FAIRBANKS -- A rocket that arced into the northern lights above Alaska Saturday night carried instruments designed to learn more about how "space weather" creates auroras from the interaction of solar particles with channels within the Earth's complex electromagnetic field.
The rocket, a two-stage, 46-foot Terrier-Black Brant vehicle, soared more than 185 miles above Earth into a shimmering green aurora over Fort Yukon before plummeting back to the ground a steaming, melted wreck some 200 miles north of its pad at Poker Flats. The top of its arc was over Venetie. The flight lasted 10 minutes, 25 seconds, according to a spokesman for the University of Alaska Fairbanks, which operates the Poker Flats range 30 miles north of Fairbanks.
The mission was launched by a NASA-funded group of 60 researchers studying electrical and magnetic activity in the aurora borealis.

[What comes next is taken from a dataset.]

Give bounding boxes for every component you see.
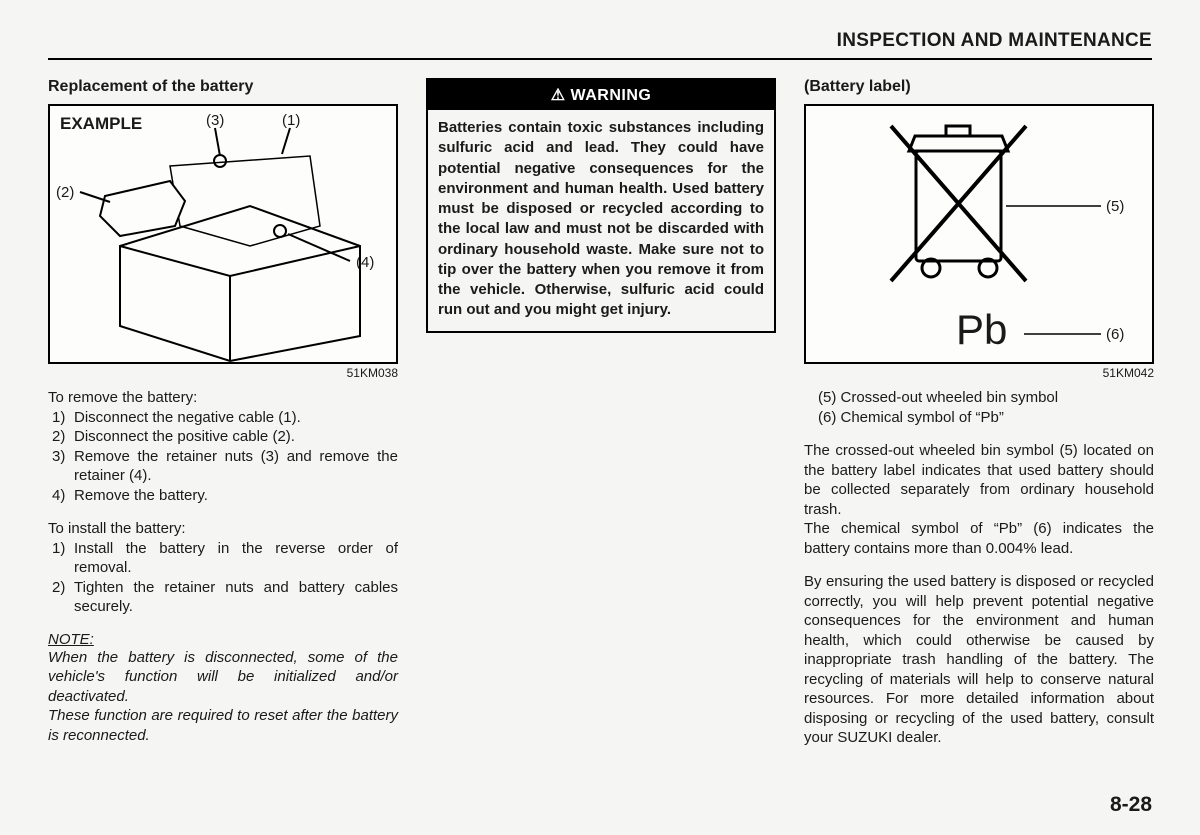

A practical effort of the research is to study how signals from GPS and other satellites are degraded over time by the interaction of solar particles with the Earth's magnetic field, according to researchers from two of the institutions participating in the experiment, Cornell University and the University of New Hampshire.
Before their suborbital suicide mission ended, the rocket's two instrument packages flashed data to the ground about how electrons in the upper atmosphere are affected by electromagnetic energy called Alfven waves. Those waves are thought to be the main driver of auroras that form curtains of light in the northern and southern skies.
The scientists are studying how the energy in solar wind couples with the Earth's magnetic field, producing long, resonating structures more than 1,000 miles long -- like giant, tuned bass strings.
The scientific mission was timed to occur during the current period of high solar activity, when gasses from the sun could interfere with satellite signals.
Cornell is leading the research. In addition to Cornell and the University of New Hampshire, the other institutions involved are the University of Alaska Fairbanks, Dartmouth College, the Southwest Research Institute in Texas, and Oslo University.